We used Mimulus cardinalis (aka Erythranthe cardinalis, Phyrmaceae) as our focal species to test a series of hypotheses regarding geographic range limits. Amy and I received funding through NSF (DEB-0950171) to take a multifaceted approach to understanding what limits the distribution of M. cardinalis. Specifically, we are integrating occupancy surveys, demographic monitoring, and historical inference using population genetic methods to gain a comprehensive understanding of the factors that regulate the distribution of M. cardinalis.
Our research builds on Amy’s previous work in this system, in which she focused on understanding elevational range limits in M. cardinalis and M. lewisii. Using demographic monitoring of populations at the center and margin of these two species’ elevational ranges, Amy found that marginal M. lewisii populations had suppressed population growth rates compared to central populations, while M. cardinalis showed the opposite trend, with the highest population growth rates in marginal (higher elevation) populations (Angert 2006, Angert 2009). In addition, in reciprocal transplant experiments, Amy’s research demonstrated that these species survive and/or reproduce poorly outside of their natural elevational ranges, ruling out dispersal limitation as a viable explanation for their absence beyond their range margins (Angert and Schemske 2005). Growth chamber experiments indicate that adaptation to different temperature regimes plays a pivotal role in restricting the ranges in these species (Angert 2006). Finally, she produced interspecific hybrids of M.lewisii and M. cardinalis, grew them at low and high elevations, mated the survivors at each elevation, and then grew the resulting progeny in a common greenhouse environment. The relative fitness of these two selected hybrid populations were then compared to an unselected control population to look for evidence of adaptive trade-offs.

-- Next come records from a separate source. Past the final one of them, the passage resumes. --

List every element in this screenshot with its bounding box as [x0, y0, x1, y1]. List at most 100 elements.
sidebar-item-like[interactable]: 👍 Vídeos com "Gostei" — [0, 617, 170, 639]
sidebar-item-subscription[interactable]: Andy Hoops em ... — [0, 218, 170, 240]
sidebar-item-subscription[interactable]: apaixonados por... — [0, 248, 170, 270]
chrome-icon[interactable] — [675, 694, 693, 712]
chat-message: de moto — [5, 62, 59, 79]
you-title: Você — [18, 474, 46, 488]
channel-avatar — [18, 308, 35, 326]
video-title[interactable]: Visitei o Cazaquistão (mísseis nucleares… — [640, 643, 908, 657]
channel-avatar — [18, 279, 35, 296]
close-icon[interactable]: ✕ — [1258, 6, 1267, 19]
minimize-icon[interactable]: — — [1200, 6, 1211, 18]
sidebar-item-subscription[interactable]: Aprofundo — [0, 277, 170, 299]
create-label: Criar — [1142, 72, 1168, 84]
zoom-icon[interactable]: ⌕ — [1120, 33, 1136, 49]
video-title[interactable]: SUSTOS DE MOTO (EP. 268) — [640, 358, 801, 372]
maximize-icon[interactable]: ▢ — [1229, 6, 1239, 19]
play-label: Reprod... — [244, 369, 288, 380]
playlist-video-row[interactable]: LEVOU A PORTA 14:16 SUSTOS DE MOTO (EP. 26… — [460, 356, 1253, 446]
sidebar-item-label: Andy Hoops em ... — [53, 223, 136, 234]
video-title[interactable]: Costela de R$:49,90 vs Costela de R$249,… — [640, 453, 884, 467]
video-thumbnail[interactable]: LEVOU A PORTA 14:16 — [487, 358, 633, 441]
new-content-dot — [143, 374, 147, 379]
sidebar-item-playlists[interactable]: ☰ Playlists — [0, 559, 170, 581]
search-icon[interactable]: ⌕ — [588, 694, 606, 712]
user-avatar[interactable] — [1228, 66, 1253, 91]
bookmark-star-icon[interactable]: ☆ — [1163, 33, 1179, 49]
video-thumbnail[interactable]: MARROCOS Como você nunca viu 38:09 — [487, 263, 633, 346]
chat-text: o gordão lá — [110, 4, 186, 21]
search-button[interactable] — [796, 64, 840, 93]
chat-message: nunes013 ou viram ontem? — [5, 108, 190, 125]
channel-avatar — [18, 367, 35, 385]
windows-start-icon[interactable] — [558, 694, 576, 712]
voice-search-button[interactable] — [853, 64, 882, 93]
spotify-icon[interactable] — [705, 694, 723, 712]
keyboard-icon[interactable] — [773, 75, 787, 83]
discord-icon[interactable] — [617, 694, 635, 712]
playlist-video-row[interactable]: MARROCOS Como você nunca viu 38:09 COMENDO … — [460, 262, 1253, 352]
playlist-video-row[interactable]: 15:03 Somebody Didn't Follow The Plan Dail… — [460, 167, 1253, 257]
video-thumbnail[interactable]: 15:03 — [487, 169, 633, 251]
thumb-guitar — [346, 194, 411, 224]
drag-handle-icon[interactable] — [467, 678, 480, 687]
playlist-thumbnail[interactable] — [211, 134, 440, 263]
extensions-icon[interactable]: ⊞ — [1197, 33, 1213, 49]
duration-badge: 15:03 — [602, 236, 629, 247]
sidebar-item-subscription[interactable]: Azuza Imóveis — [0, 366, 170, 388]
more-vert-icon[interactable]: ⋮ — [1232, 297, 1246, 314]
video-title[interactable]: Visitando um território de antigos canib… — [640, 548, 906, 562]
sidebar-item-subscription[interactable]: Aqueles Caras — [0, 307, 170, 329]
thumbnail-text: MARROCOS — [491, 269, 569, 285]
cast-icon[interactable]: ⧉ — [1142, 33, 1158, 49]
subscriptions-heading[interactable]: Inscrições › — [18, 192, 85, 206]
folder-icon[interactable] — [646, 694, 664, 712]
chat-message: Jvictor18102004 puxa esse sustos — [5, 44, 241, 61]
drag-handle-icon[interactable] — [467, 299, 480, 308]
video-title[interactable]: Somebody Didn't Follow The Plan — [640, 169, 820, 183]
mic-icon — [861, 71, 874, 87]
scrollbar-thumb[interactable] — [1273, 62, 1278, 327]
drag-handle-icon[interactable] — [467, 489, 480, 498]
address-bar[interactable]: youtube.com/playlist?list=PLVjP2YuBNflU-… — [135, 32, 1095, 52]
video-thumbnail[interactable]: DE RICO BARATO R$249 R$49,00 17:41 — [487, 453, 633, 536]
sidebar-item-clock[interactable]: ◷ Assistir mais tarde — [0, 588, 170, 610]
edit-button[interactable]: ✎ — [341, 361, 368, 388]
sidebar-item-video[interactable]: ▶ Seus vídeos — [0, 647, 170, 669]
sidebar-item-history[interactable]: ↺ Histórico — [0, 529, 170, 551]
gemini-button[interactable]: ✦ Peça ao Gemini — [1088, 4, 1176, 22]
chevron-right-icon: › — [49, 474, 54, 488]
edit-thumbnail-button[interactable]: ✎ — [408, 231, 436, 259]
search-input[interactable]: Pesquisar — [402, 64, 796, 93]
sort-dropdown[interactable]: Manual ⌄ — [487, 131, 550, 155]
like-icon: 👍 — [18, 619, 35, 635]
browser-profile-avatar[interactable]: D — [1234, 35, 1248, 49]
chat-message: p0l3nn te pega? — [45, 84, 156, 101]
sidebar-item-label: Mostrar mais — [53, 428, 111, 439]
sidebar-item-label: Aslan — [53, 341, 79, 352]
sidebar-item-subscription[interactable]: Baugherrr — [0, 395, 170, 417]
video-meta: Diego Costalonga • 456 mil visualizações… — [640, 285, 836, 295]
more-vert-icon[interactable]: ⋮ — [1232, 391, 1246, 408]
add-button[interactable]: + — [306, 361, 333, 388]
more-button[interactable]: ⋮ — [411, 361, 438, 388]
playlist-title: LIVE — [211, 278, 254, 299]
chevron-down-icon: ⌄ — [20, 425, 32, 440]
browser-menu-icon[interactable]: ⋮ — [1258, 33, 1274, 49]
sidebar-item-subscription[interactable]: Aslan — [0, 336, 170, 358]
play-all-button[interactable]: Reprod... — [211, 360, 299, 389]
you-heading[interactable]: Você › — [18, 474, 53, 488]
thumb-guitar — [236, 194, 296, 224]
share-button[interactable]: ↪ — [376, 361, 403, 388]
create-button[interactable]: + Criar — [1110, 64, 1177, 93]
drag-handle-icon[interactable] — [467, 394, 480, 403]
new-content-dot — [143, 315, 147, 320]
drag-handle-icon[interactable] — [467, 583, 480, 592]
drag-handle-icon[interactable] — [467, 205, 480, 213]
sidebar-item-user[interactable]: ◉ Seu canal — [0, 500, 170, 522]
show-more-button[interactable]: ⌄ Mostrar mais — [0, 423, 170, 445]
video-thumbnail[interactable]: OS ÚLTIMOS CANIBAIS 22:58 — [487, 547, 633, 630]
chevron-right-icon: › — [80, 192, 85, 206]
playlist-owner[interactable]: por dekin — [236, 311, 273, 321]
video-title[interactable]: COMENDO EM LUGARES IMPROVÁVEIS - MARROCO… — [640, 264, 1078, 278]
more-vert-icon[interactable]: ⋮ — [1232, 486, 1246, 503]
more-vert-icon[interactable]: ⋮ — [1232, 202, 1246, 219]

This experiment demonstrated the role of adaptive trade-offs to temperature in restricting the ability of these species to adapt to novel conditions at their range margins (Angert et al. 2008) .
For our current work, we are focusing on M. cardinalis, a wide-ranging species found from the Baja Peninsula in Mexico north to central Oregon, and from the Pacific coast east to the Sierra Nevada Mountains in California (as well as a disjunct population in Arizona). We took what we knew about elevational range limits in M. cardinalis, and investigated if common processes and mechanisms can be invoked to explain general geographic range limits in this species.
In 2008 we conducted extensive surveys to assess presence and absence of populations throughout the Northern two-thirds of the range, focusing on a latitudinal transect from the southern Sierras to central Oregon. Amy’s lab has also established sites for demographic monitoring of populations along this transect, as well as extending towards the southern range limit (mirroring the demography sites that Amy previously established in Yosemite National Park). Over two summers we expanded our occupancy surveys to quantify presence/absence of populations throughout the range based on stratified random points distributed throughout the range and beyond the current range margin.
Our preliminary lab work focused on DNA sequencing a number nuclear introns from populations across the range, with our main focus centered on the Sierra to Oregon transect. The distribution of haplotype frequencies indicate that M. cardinalis shows genetic structure at the scale of major river drainages, with a strong signal of isolation by distance. We are using the sequence data to infer the historical demography of latitudinally central and marginal populations, focusing on the magnitude and directionality of historical gene flow between populations. These analyses will help us determine if the northern latitudinal limit in M. cardinalis is an equilibrial range limit, potentially set by swamping gene flow or metapopulation dynamics (or some combination of these processes). Alternatively, the northern range limit may not be a limit at all, but rather the current extent of an ongoing or recent range expansion. We also used population genomic approaches to help us distinguish these alternatives. We now have high-throughput DNA sequencing data from many loci and many populations, allowing us to draw more rigorous conclusions about range wide population genetic structure.
In the greenhouse and growth chambers, we experimentally quantified the phenotypic differentiation of M. cardinalis populations across the range. We planted seeds from populations on our latitudinal transect and made clones of the individuals. These clones have then been subjected to various temperature regimes in the growth chamber, allowing us to see how replicate genotypes respond to different temperature treatments. These data were used in conjunction with our genetic data to investigate how genetic and phenotypic differentiation are related across the geographic range.